2008 - VOYAGE AU CENTRE DE LA TERRE 3D

(Journey to the Center of the Earth 3D)
d’Eric Brevig (Etats-Unis)
avec Brendan Fraser, Josh Hutcherson, Anita Briem


Ce Voyage au Centre de la Terre est à la fois une adaptation modernisée du roman homonyme et une variante sur ses thématiques, dans la mesure où ici les protagonistes s’enfoncent dans les entrailles de notre planète en utilisant le classique de Jules Verne comme un guide cartographique. Trevor, le géologue incarné par Brendan Fraser, ne s’est toujours pas remis de la disparition de son frère Max au cours d’une expédition scientifique en Islande. En découvrant dans les affaires de ce dernier un exemplaire du « Voyage au Centre de la Terre » rempli d’annotations, d’indications géographiques et de calculs, Trevor en tire une conclusion surprenante : son frère a suivi à la lettre les descriptions du livre et s’est enfoncé au cœur de notre planète. Alors qu’il s’apprête à mettre en place une nouvelle expédition, notre savant se souvient qu’il a promis de garder son neveu Sean pendant une semaine. Il l’embarque donc avec lui jusqu’en Islande, où la jolie Hannah accepte de leur servir de guide.

Dès lors, des dangers inimaginables et des paysages incroyables parsèment leur périple, jusqu’à ce qu’ils atteignent le centre de la terre et y découvrent des formes de vies antédiluviennes qu’ils pensaient éteintes depuis des millions d’années. Sans compter ces formations rocheuses versatiles qui menacent de s’écrouler à tout moment et cette lave incandescente dont la température ne cesse d’augmenter… Conçu pour être projeté en relief dans certaines salles de cinéma et réalisé par un ancien ténor des effets spéciaux visuels, Voyage au Centre de la Terre assume pleinement son statut d’attraction digne d’un parc à thème. Une fois ce postulat accepté, on passe outre les clichés qui parsèment le récit et la caractérisation rachitique des personnages pour profiter pleinement du spectacle.
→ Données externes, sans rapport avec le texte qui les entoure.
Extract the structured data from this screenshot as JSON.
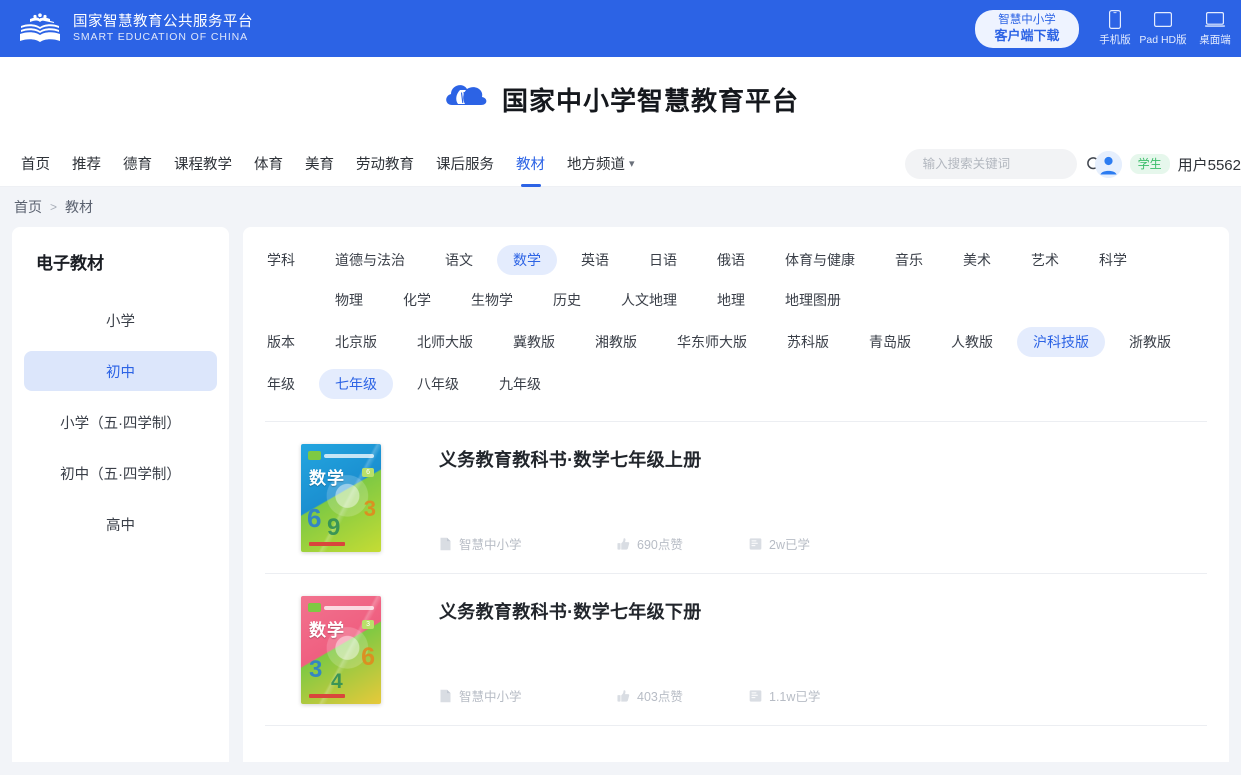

Dans ce domaine, Eric Brevig ne nous prive d’aucune sensation forte, depuis la folle course des wagonnets dans la mine désaffectée (clin d’œil à Indiana Jones et le Temple Maudit) jusqu’au surgissement des poissons volants et des plésiosaures dans l’océan intérieur, en passant par l’intervention d’une monstrueuse plante carnivore, une chute dans le vide interminable digne d’ « Alice au Pays des Merveilles » et l’attaque d’un impressionnant gigantosaure. « A l’origine, je voulais en faire un dinosaure albinos », raconte Eric Brevig. « Nous avons fait des essais, et le résultat ne nous a pas du tout convaincus : on aurait dit une image de synthèse en cours de finition. Alors nous sommes revenus à une pigmentation plus classique, et nous l’avons recouvert de poussière pour évoquer son environnement rocheux.» (1)

La beauté des décors (reconstitués pour la plupart en studio à Montréal), la maîtrise des effets spéciaux numériques et l’efficacité des séquences de suspense vertigineuses s’apprécient sans modération. Certes, c’est un plaisir un peu « coupable », parce qu’on sait bien que tout ça ne vole pas très haut, que la caricature n’est jamais loin, que les bons sentiments dégoulinent sans retenue et que le happy end frôle dangereusement la niaiserie. Mais un bon « pop corn movie » sans prétention, ça ne peut pas faire de mal. Voyage au Centre de la Terre se déguste donc en famille, comme un tour de manège à Disneyland.